Example of proteomics data organization (step 22) Each experiment is indicated in the first column and color code highlights varying detergent and buffer conditions. Later columns indicate: database ID, protein name, protein size, percent coverage, total spectral count (peptide), exclusive spectral count, and unique spectral count for samples (GS::GFP control, GS::RPM-1 and GS::RPM-1 LD).

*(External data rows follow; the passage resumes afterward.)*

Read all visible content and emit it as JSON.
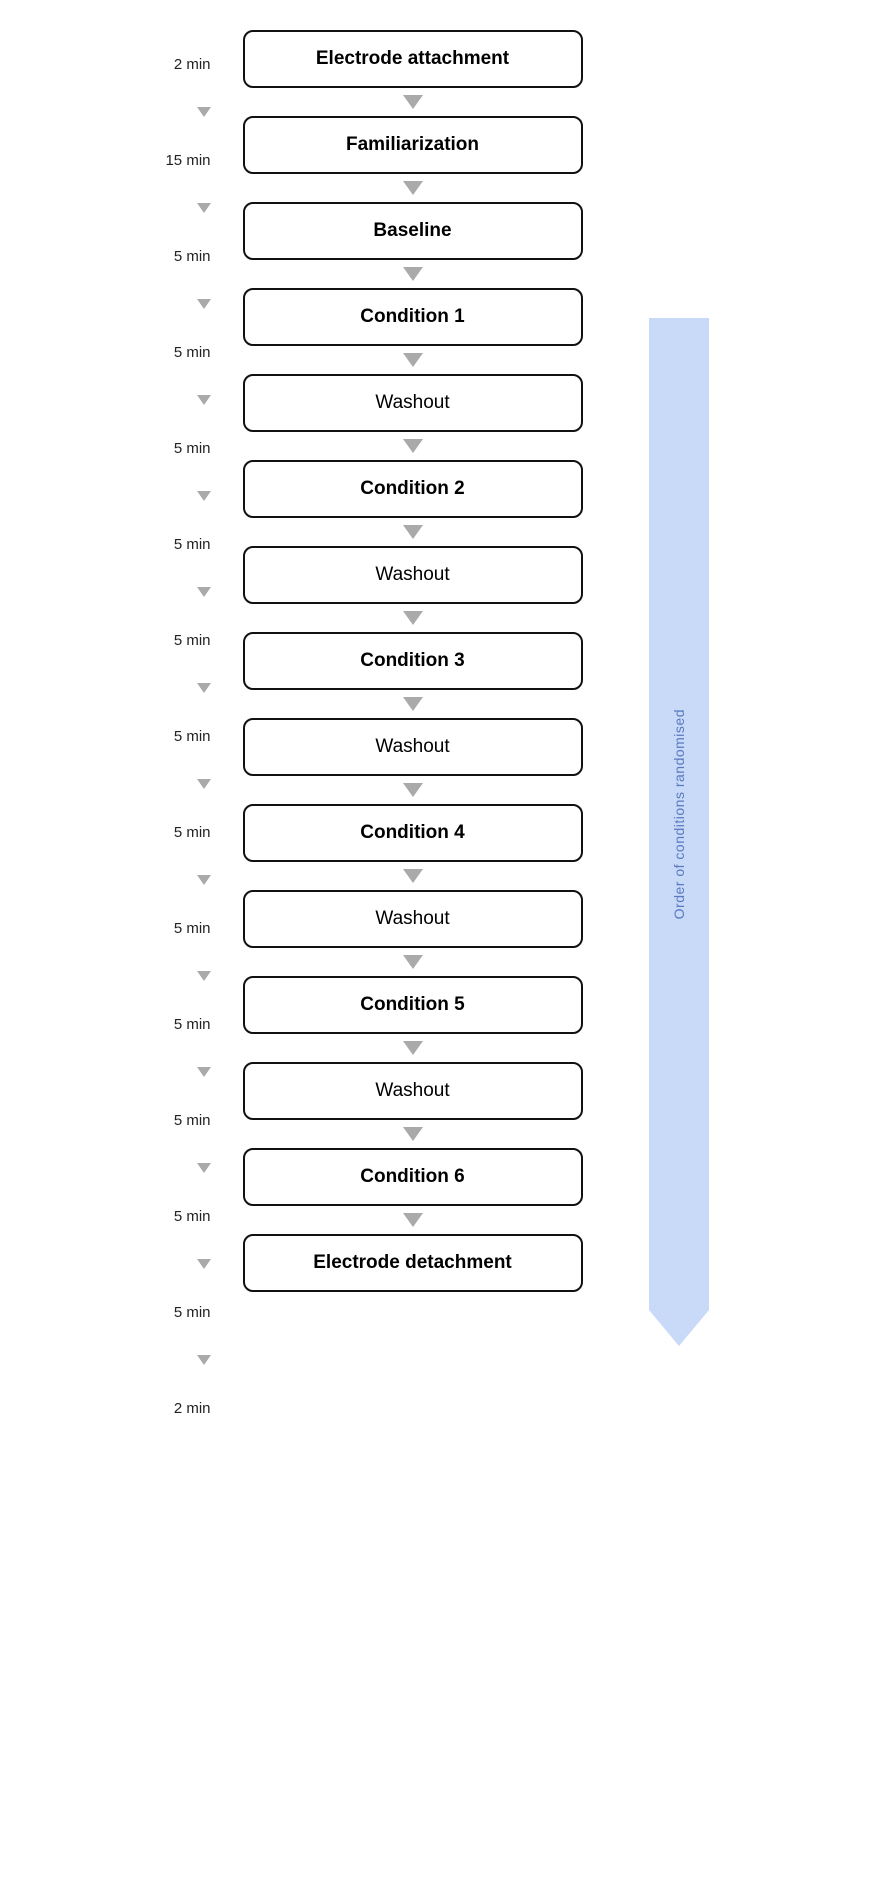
{
  "steps": [
    {
      "id": "electrode-attachment",
      "label": "Electrode attachment",
      "bold": true,
      "time": "2 min",
      "showTimeBefore": true
    },
    {
      "id": "familiarization",
      "label": "Familiarization",
      "bold": true,
      "time": "15 min",
      "showTimeBefore": true
    },
    {
      "id": "baseline",
      "label": "Baseline",
      "bold": true,
      "time": "5 min",
      "showTimeBefore": true
    },
    {
      "id": "condition-1",
      "label": "Condition 1",
      "bold": true,
      "time": "5 min",
      "showTimeBefore": true
    },
    {
      "id": "washout-1",
      "label": "Washout",
      "bold": false,
      "time": "5 min",
      "showTimeBefore": true
    },
    {
      "id": "condition-2",
      "label": "Condition 2",
      "bold": true,
      "time": "5 min",
      "showTimeBefore": true
    },
    {
      "id": "washout-2",
      "label": "Washout",
      "bold": false,
      "time": "5 min",
      "showTimeBefore": true
    },
    {
      "id": "condition-3",
      "label": "Condition 3",
      "bold": true,
      "time": "5 min",
      "showTimeBefore": true
    },
    {
      "id": "washout-3",
      "label": "Washout",
      "bold": false,
      "time": "5 min",
      "showTimeBefore": true
    },
    {
      "id": "condition-4",
      "label": "Condition 4",
      "bold": true,
      "time": "5 min",
      "showTimeBefore": true
    },
    {
      "id": "washout-4",
      "label": "Washout",
      "bold": false,
      "time": "5 min",
      "showTimeBefore": true
    },
    {
      "id": "condition-5",
      "label": "Condition 5",
      "bold": true,
      "time": "5 min",
      "showTimeBefore": true
    },
    {
      "id": "washout-5",
      "label": "Washout",
      "bold": false,
      "time": "5 min",
      "showTimeBefore": true
    },
    {
      "id": "condition-6",
      "label": "Condition 6",
      "bold": true,
      "time": "5 min",
      "showTimeBefore": true
    },
    {
      "id": "electrode-detachment",
      "label": "Electrode detachment",
      "bold": true,
      "time": "2 min",
      "showTimeBefore": true
    }
  ],
  "side_annotation": {
    "text": "Order of conditions randomised",
    "color": "#c9daf8",
    "text_color": "#5a7abf"
  }
}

Shown are functionally validated RPM-1 binding proteins (FSN-1, SKR-1, GLO-4, RAE-1, PPM-2) and ubiquitination substrates (UNC-51, CDK-5).

Figure 6

Detergent type and concentration affect AP-proteomic profiles (A) Silver stain showing POI (GS::RPM-1 and GS::RPM-1 LD) and negative control (GS::GFP) across three extraction conditions. (B) Venn diagrams comparing AP-proteomic hits for GS::RPM-1 from different independent experiments under similar extraction conditions. (C) Venn diagram comparing AP-proteomic hits for GS::RPM-1 across different extraction conditions. Note that only hits identified in both experiments for a given condition were evaluated. (D) Scatter plots comparing single AP-proteomic experiments between specified genotypes. Proteomic hits are compared between GS::GFP negative control and POI test samples, GS::RPM-1 and GS::RPM-1 LD. Proteomic hits represent individual proteins and gray lines delineate 2-fold enrichment over GS::GFP control. Putative substrates (dashed red oval) are enriched in GS::RPM-1 LD versus GS::RPM-1 sample. Total spectral count value is plotted on log10 scale.

Figure 8

Dynabead matrix and HALT protease inhibitors improve POI affinity purification and reduce degradation (A) Silver stain for POI (GS::RPM-1) and negative control (GS::GFP). We observed cleaner background in GS::GFP control sample and more enrichment of silver stained species in GS::RPM-1 test sample when using IgG-Dynabeads compared to IgG-Agarose beads. (B–D) Anti-SBP Western blot to detect GS::RPM-1. (B) Shows similar capture of GS::RPM-1 with IgG-Dynabeads and IgG-Agarose. (C) Shows primarily intact full-length GS::RPM-1 when Pierce HALT protease inhibitors are added to lysis buffer. (D) Shows extensive GS::RPM-1 degradation products occur with Roche cOmplete protease inhibitors.

Figure 9

Automated cyromill grinding of C. elegans is superior to manual grinding by mortar and pestle (A–C) Visual comparison using brightfield (upper panels) and epifluorescence microscopy (lower panels) of (A) whole unground C. elegans, (B) automated grinding with cryomill under liquid nitrogen cooling, and (C) manual grinding by mortar and pestle. Note automated cyromill consistently grinds C. elegans to low micrometer particles without any visible intact pharynxes, larvae or embryos. In contrast, manual grinding is inconsistent leaving intact portions of worms (white arrowheads denote pharynxes) and eggs (black arrowhead). Transgenic Pmyo-2::GFP used to visualize pharynx. Scale bars are 100 μm (black) and 20 μm (red).